• 21. Mai 2022 5:19

Mogelpackung Reallabor

Mai 6, 2022

Reallabore sollen zeitlich begrenzte Experimentierräume sein, in denen ergebnisoffen Maßnahmen ausprobiert werden können. Wenn wir Vergangenes im Verkehrsbereich Revue passieren lassen (von der ersten Umwidmung einer Autospur auf der Herrenalber Straße 2007 bis zu den Pollern im Zirkel), stellen wir fest: bislang wurden solche Reallabore stets zu einem Dauerzustand.

Zur laufenden zweiten Spezialoperation an der Herrenalber Straße steht das Ergebnis schon fest: (Rück-) Baubürgermeister Fluhrer will – ganz die Stimme seines Herrn – die dem Auto geklaute Spur fürs Rad behalten (s.
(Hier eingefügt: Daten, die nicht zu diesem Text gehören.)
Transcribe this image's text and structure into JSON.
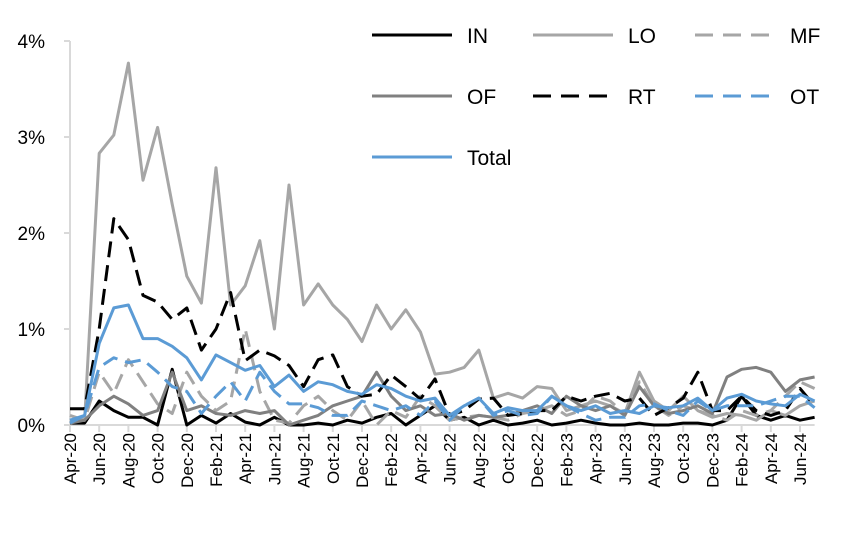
{
  "chart_data": {
    "type": "line",
    "title": "",
    "xlabel": "",
    "ylabel": "",
    "ylim": [
      0,
      4
    ],
    "y_ticks": [
      "0%",
      "1%",
      "2%",
      "3%",
      "4%"
    ],
    "y_unit": "%",
    "grid": false,
    "legend_position": "top-right",
    "x": [
      "Apr-20",
      "May-20",
      "Jun-20",
      "Jul-20",
      "Aug-20",
      "Sep-20",
      "Oct-20",
      "Nov-20",
      "Dec-20",
      "Jan-21",
      "Feb-21",
      "Mar-21",
      "Apr-21",
      "May-21",
      "Jun-21",
      "Jul-21",
      "Aug-21",
      "Sep-21",
      "Oct-21",
      "Nov-21",
      "Dec-21",
      "Jan-22",
      "Feb-22",
      "Mar-22",
      "Apr-22",
      "May-22",
      "Jun-22",
      "Jul-22",
      "Aug-22",
      "Sep-22",
      "Oct-22",
      "Nov-22",
      "Dec-22",
      "Jan-23",
      "Feb-23",
      "Mar-23",
      "Apr-23",
      "May-23",
      "Jun-23",
      "Jul-23",
      "Aug-23",
      "Sep-23",
      "Oct-23",
      "Nov-23",
      "Dec-23",
      "Jan-24",
      "Feb-24",
      "Mar-24",
      "Apr-24",
      "May-24",
      "Jun-24",
      "Jul-24"
    ],
    "x_tick_labels": [
      "Apr-20",
      "Jun-20",
      "Aug-20",
      "Oct-20",
      "Dec-20",
      "Feb-21",
      "Apr-21",
      "Jun-21",
      "Aug-21",
      "Oct-21",
      "Dec-21",
      "Feb-22",
      "Apr-22",
      "Jun-22",
      "Aug-22",
      "Oct-22",
      "Dec-22",
      "Feb-23",
      "Apr-23",
      "Jun-23",
      "Aug-23",
      "Oct-23",
      "Dec-23",
      "Feb-24",
      "Apr-24",
      "Jun-24"
    ],
    "series": [
      {
        "name": "IN",
        "color": "#000000",
        "dash": "solid",
        "values": [
          0.02,
          0.02,
          0.25,
          0.15,
          0.08,
          0.08,
          0.0,
          0.58,
          0.0,
          0.1,
          0.02,
          0.12,
          0.03,
          0.0,
          0.08,
          0.0,
          0.0,
          0.02,
          0.0,
          0.05,
          0.02,
          0.08,
          0.12,
          0.0,
          0.1,
          0.2,
          0.05,
          0.08,
          0.0,
          0.05,
          0.0,
          0.02,
          0.05,
          0.0,
          0.02,
          0.05,
          0.02,
          0.0,
          0.0,
          0.02,
          0.0,
          0.0,
          0.02,
          0.02,
          0.0,
          0.05,
          0.3,
          0.1,
          0.05,
          0.1,
          0.05,
          0.08
        ]
      },
      {
        "name": "LO",
        "color": "#A6A6A6",
        "dash": "solid",
        "values": [
          0.05,
          0.05,
          2.83,
          3.02,
          3.77,
          2.55,
          3.1,
          2.3,
          1.55,
          1.27,
          2.68,
          1.25,
          1.45,
          1.92,
          1.0,
          2.5,
          1.25,
          1.47,
          1.25,
          1.1,
          0.87,
          1.25,
          1.0,
          1.2,
          0.97,
          0.53,
          0.55,
          0.6,
          0.78,
          0.28,
          0.33,
          0.28,
          0.4,
          0.38,
          0.15,
          0.2,
          0.25,
          0.2,
          0.12,
          0.55,
          0.25,
          0.15,
          0.3,
          0.15,
          0.08,
          0.12,
          0.1,
          0.05,
          0.15,
          0.1,
          0.2,
          0.25
        ]
      },
      {
        "name": "MF",
        "color": "#A6A6A6",
        "dash": "dashed",
        "values": [
          0.1,
          0.05,
          0.55,
          0.33,
          0.68,
          0.45,
          0.22,
          0.12,
          0.55,
          0.3,
          0.15,
          0.25,
          1.0,
          0.35,
          0.05,
          0.02,
          0.2,
          0.3,
          0.15,
          0.05,
          0.25,
          0.0,
          0.15,
          0.08,
          0.3,
          0.2,
          0.05,
          0.08,
          0.1,
          0.08,
          0.05,
          0.12,
          0.15,
          0.2,
          0.1,
          0.15,
          0.3,
          0.25,
          0.12,
          0.45,
          0.2,
          0.1,
          0.2,
          0.15,
          0.1,
          0.05,
          0.15,
          0.1,
          0.15,
          0.3,
          0.45,
          0.38
        ]
      },
      {
        "name": "OF",
        "color": "#808080",
        "dash": "solid",
        "values": [
          0.02,
          0.05,
          0.2,
          0.3,
          0.22,
          0.1,
          0.15,
          0.55,
          0.15,
          0.2,
          0.12,
          0.1,
          0.15,
          0.12,
          0.15,
          0.0,
          0.05,
          0.1,
          0.2,
          0.25,
          0.3,
          0.55,
          0.3,
          0.15,
          0.2,
          0.1,
          0.12,
          0.05,
          0.1,
          0.08,
          0.1,
          0.15,
          0.2,
          0.12,
          0.3,
          0.2,
          0.15,
          0.2,
          0.1,
          0.4,
          0.2,
          0.12,
          0.15,
          0.2,
          0.12,
          0.5,
          0.58,
          0.6,
          0.55,
          0.35,
          0.47,
          0.5
        ]
      },
      {
        "name": "RT",
        "color": "#000000",
        "dash": "dashed",
        "values": [
          0.17,
          0.17,
          1.0,
          2.15,
          1.93,
          1.35,
          1.28,
          1.1,
          1.22,
          0.78,
          1.0,
          1.38,
          0.67,
          0.78,
          0.72,
          0.62,
          0.4,
          0.68,
          0.73,
          0.4,
          0.3,
          0.32,
          0.52,
          0.4,
          0.27,
          0.48,
          0.1,
          0.15,
          0.27,
          0.28,
          0.1,
          0.12,
          0.15,
          0.15,
          0.3,
          0.25,
          0.3,
          0.33,
          0.25,
          0.28,
          0.1,
          0.18,
          0.28,
          0.55,
          0.15,
          0.15,
          0.3,
          0.15,
          0.1,
          0.15,
          0.38,
          0.2
        ]
      },
      {
        "name": "OT",
        "color": "#5B9BD5",
        "dash": "dashed",
        "values": [
          0.02,
          0.1,
          0.6,
          0.7,
          0.65,
          0.68,
          0.55,
          0.4,
          0.35,
          0.12,
          0.3,
          0.45,
          0.25,
          0.55,
          0.35,
          0.22,
          0.22,
          0.18,
          0.1,
          0.1,
          0.25,
          0.2,
          0.15,
          0.2,
          0.1,
          0.25,
          0.05,
          0.2,
          0.28,
          0.1,
          0.15,
          0.1,
          0.12,
          0.3,
          0.2,
          0.12,
          0.05,
          0.08,
          0.08,
          0.2,
          0.22,
          0.15,
          0.1,
          0.25,
          0.15,
          0.2,
          0.2,
          0.2,
          0.25,
          0.3,
          0.3,
          0.18
        ]
      },
      {
        "name": "Total",
        "color": "#5B9BD5",
        "dash": "solid",
        "values": [
          0.05,
          0.1,
          0.85,
          1.22,
          1.25,
          0.9,
          0.9,
          0.82,
          0.7,
          0.47,
          0.73,
          0.65,
          0.57,
          0.62,
          0.4,
          0.52,
          0.35,
          0.45,
          0.42,
          0.35,
          0.32,
          0.42,
          0.38,
          0.3,
          0.25,
          0.28,
          0.1,
          0.2,
          0.28,
          0.12,
          0.18,
          0.15,
          0.15,
          0.3,
          0.2,
          0.15,
          0.2,
          0.12,
          0.15,
          0.12,
          0.2,
          0.18,
          0.2,
          0.28,
          0.15,
          0.28,
          0.32,
          0.25,
          0.22,
          0.2,
          0.32,
          0.25
        ]
      }
    ]
  }
}
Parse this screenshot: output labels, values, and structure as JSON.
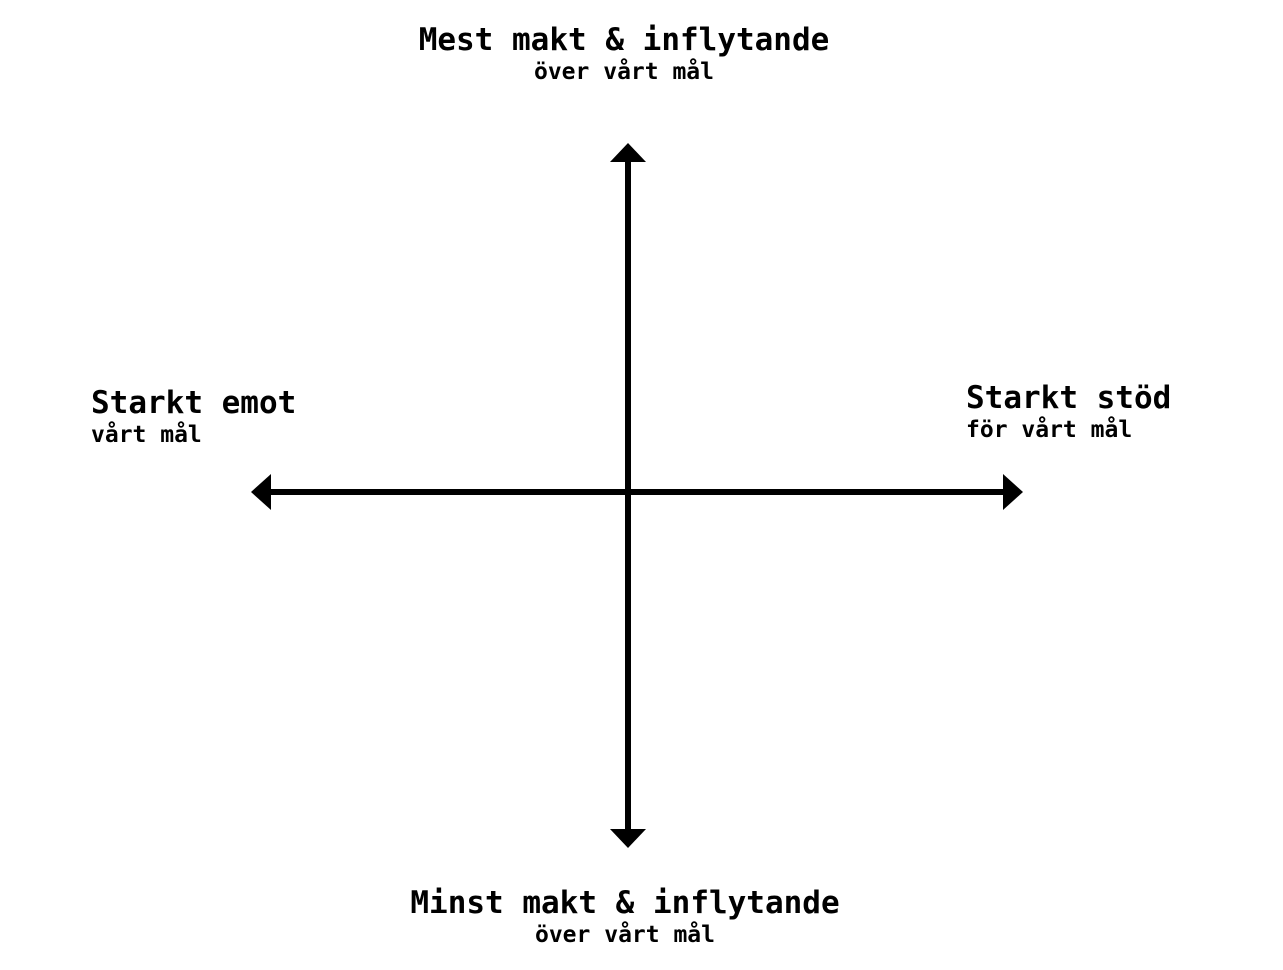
{
  "top": {
    "main": "Mest makt & inflytande",
    "sub": "över vårt mål"
  },
  "bottom": {
    "main": "Minst makt & inflytande",
    "sub": "över vårt mål"
  },
  "left": {
    "main": "Starkt emot",
    "sub": "vårt mål"
  },
  "right": {
    "main": "Starkt stöd",
    "sub": "för vårt mål"
  },
  "colors": {
    "axis": "#000000",
    "background": "#ffffff"
  }
}
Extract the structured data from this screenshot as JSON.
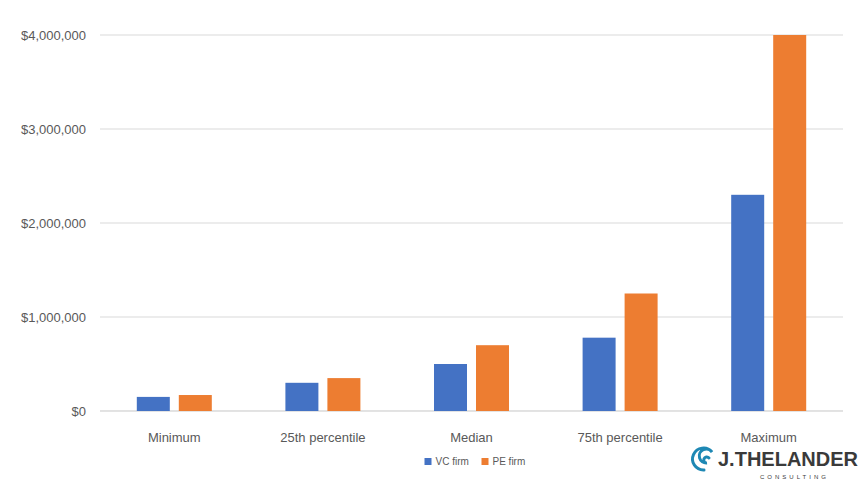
{
  "chart_data": {
    "type": "bar",
    "categories": [
      "Minimum",
      "25th percentile",
      "Median",
      "75th percentile",
      "Maximum"
    ],
    "series": [
      {
        "name": "VC firm",
        "color": "#4472c4",
        "values": [
          150000,
          300000,
          500000,
          780000,
          2300000
        ]
      },
      {
        "name": "PE firm",
        "color": "#ed7d31",
        "values": [
          170000,
          350000,
          700000,
          1250000,
          4000000
        ]
      }
    ],
    "ylim": [
      0,
      4000000
    ],
    "yticks": [
      {
        "value": 0,
        "label": "$0"
      },
      {
        "value": 1000000,
        "label": "$1,000,000"
      },
      {
        "value": 2000000,
        "label": "$2,000,000"
      },
      {
        "value": 3000000,
        "label": "$3,000,000"
      },
      {
        "value": 4000000,
        "label": "$4,000,000"
      }
    ],
    "grid": true,
    "legend": "bottom"
  },
  "logo": {
    "name": "J.THELANDER",
    "tagline": "CONSULTING"
  }
}
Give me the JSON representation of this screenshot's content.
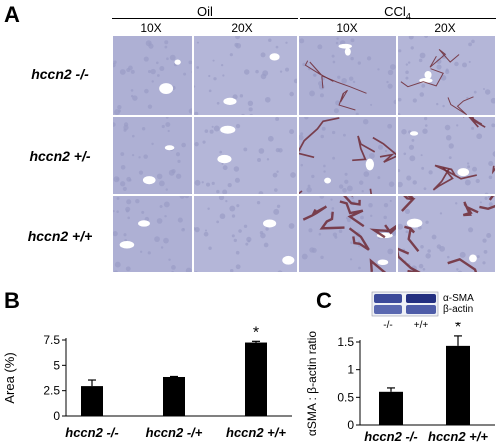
{
  "panelA": {
    "letter": "A",
    "groups": [
      "Oil",
      "CCl4"
    ],
    "columns": [
      "10X",
      "20X",
      "10X",
      "20X"
    ],
    "rows": [
      "hccn2 -/-",
      "hccn2 +/-",
      "hccn2 +/+"
    ]
  },
  "panelB": {
    "letter": "B",
    "chart_data": {
      "type": "bar",
      "categories": [
        "hccn2 -/-",
        "hccn2 -/+",
        "hccn2 +/+"
      ],
      "values": [
        2.95,
        3.85,
        7.25
      ],
      "errors": [
        0.6,
        0.05,
        0.12
      ],
      "ylabel": "Area (%)",
      "ylim": [
        0,
        7.5
      ],
      "yticks": [
        "0",
        "2.5",
        "5",
        "7.5"
      ],
      "significance": [
        "",
        "",
        "*"
      ],
      "color": "#000000"
    }
  },
  "panelC": {
    "letter": "C",
    "blot": {
      "labels": [
        "α-SMA",
        "β-actin"
      ],
      "lanes": [
        "-/-",
        "+/+"
      ]
    },
    "chart_data": {
      "type": "bar",
      "categories": [
        "hccn2 -/-",
        "hccn2 +/+"
      ],
      "values": [
        0.6,
        1.43
      ],
      "errors": [
        0.07,
        0.18
      ],
      "ylabel": "αSMA : β-actin ratio",
      "ylim": [
        0,
        1.5
      ],
      "yticks": [
        "0",
        "0.5",
        "1",
        "1.5"
      ],
      "significance": [
        "",
        "*"
      ],
      "color": "#000000"
    }
  }
}
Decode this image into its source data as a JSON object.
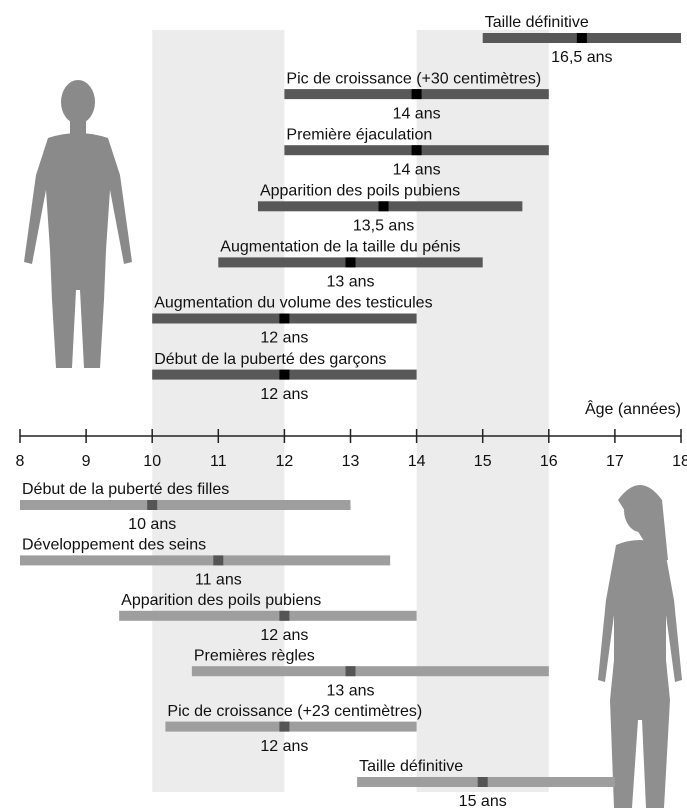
{
  "chart_data": {
    "type": "range",
    "xlabel": "Âge (années)",
    "xlim": [
      8,
      18
    ],
    "xticks": [
      8,
      9,
      10,
      11,
      12,
      13,
      14,
      15,
      16,
      17,
      18
    ],
    "shaded_ranges": [
      [
        10,
        12
      ],
      [
        14,
        16
      ]
    ],
    "shade_color": "#ececec",
    "series": [
      {
        "group": "boys",
        "color": "#585858",
        "marker_color": "#000000",
        "names": [
          "Taille définitive",
          "Pic de croissance (+30 centimètres)",
          "Première éjaculation",
          "Apparition des poils pubiens",
          "Augmentation de la taille du pénis",
          "Augmentation du volume des testicules",
          "Début de la puberté des garçons"
        ],
        "starts": [
          15,
          12,
          12,
          11.6,
          11,
          10,
          10
        ],
        "ends": [
          18,
          16,
          16,
          15.6,
          15,
          14,
          14
        ],
        "values": [
          16.5,
          14,
          14,
          13.5,
          13,
          12,
          12
        ],
        "value_labels": [
          "16,5 ans",
          "14 ans",
          "14 ans",
          "13,5 ans",
          "13 ans",
          "12 ans",
          "12 ans"
        ]
      },
      {
        "group": "girls",
        "color": "#9e9e9e",
        "marker_color": "#555555",
        "names": [
          "Début de la puberté des filles",
          "Développement des seins",
          "Apparition des poils pubiens",
          "Premières règles",
          "Pic de croissance (+23 centimètres)",
          "Taille définitive"
        ],
        "starts": [
          8,
          8,
          9.5,
          10.6,
          10.2,
          13.1
        ],
        "ends": [
          13,
          13.6,
          14,
          16,
          14,
          17
        ],
        "values": [
          10,
          11,
          12,
          13,
          12,
          15
        ],
        "value_labels": [
          "10 ans",
          "11 ans",
          "12 ans",
          "13 ans",
          "12 ans",
          "15 ans"
        ]
      }
    ]
  }
}
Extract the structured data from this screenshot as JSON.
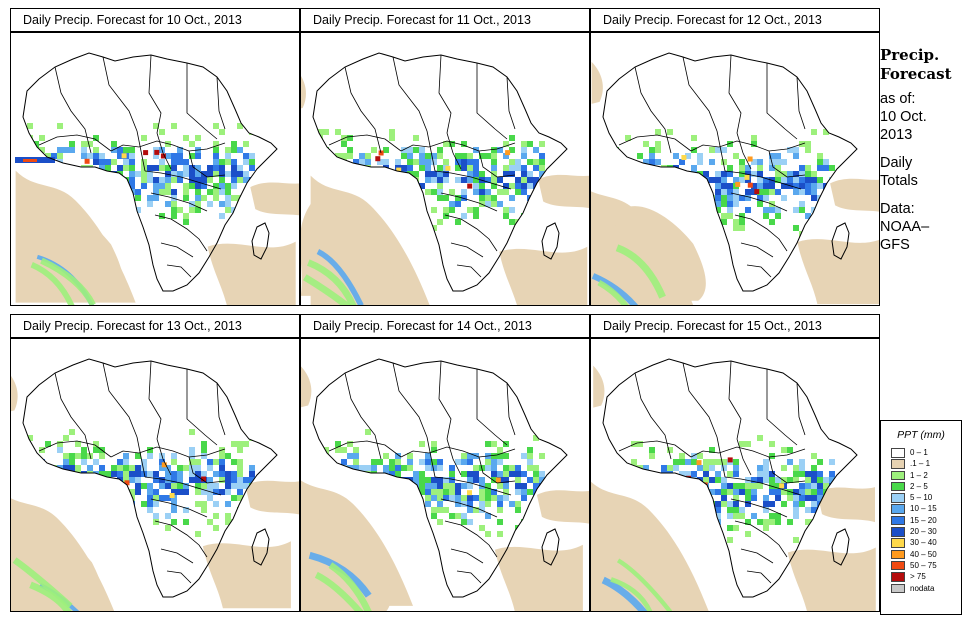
{
  "panels": [
    {
      "title": "Daily Precip. Forecast for  10 Oct., 2013",
      "seed": 11
    },
    {
      "title": "Daily Precip. Forecast for  11 Oct., 2013",
      "seed": 23
    },
    {
      "title": "Daily Precip. Forecast for  12 Oct., 2013",
      "seed": 37
    },
    {
      "title": "Daily Precip. Forecast for  13 Oct., 2013",
      "seed": 41
    },
    {
      "title": "Daily Precip. Forecast for  14 Oct., 2013",
      "seed": 53
    },
    {
      "title": "Daily Precip. Forecast for  15 Oct., 2013",
      "seed": 67
    }
  ],
  "sidebar": {
    "heading1": "Precip.",
    "heading2": "Forecast",
    "asof": "as of:",
    "date1": "10 Oct.",
    "date2": "2013",
    "daily": "Daily",
    "totals": "Totals",
    "data": "Data:",
    "source1": "NOAA–",
    "source2": "GFS"
  },
  "legend": {
    "title": "PPT (mm)",
    "items": [
      {
        "label": "0 – 1",
        "color": "#ffffff"
      },
      {
        "label": ".1 – 1",
        "color": "#e6d2b2"
      },
      {
        "label": "1 – 2",
        "color": "#9df07c"
      },
      {
        "label": "2 – 5",
        "color": "#49d84a"
      },
      {
        "label": "5 – 10",
        "color": "#9bd0f5"
      },
      {
        "label": "10 – 15",
        "color": "#5aa8ee"
      },
      {
        "label": "15 – 20",
        "color": "#2f78e6"
      },
      {
        "label": "20 – 30",
        "color": "#1b4fc8"
      },
      {
        "label": "30 – 40",
        "color": "#ffd94a"
      },
      {
        "label": "40 – 50",
        "color": "#ff9a1e"
      },
      {
        "label": "50 – 75",
        "color": "#f04a12"
      },
      {
        "label": "> 75",
        "color": "#b40c0c"
      },
      {
        "label": "nodata",
        "color": "#c8c8c8"
      }
    ]
  }
}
BNN). Dass diese kein Publikumsmagnet ist und Radler dort vielfach den Gehweg nutzen – egal. Ganz nach dem Motto „Wir beschließen etwas, stellen das dann in den Raum und warten einige Zeit ab, was passiert. Wenn es dann kein großes Geschrei gibt und keine Auf-stände, weil die meisten gar nicht begreifen, was da beschlossen wurde, dann machen wir weiter – Schritt für Schritt, bis es kein Zurück mehr gibt“, wie es nüchtern einst Herr Juncker formulierte.

So wird auch die Sperrung der Karlstraße ab Juni als Reallabor dauerhaft sein. Ob die Menschen dort vom Auto befreit werden wollen oder nicht, ist irrelevant. Nur Naive glauben tatsächlich, ein Zurück sei eventuell möglich und der Versuch ergebnisoffen und stimmten im Gemeinderat gemeinsam mit den grün-linken Autohas-sern zu.

Allein die AfD sagte Nein zur Mogelpackung Reallabor.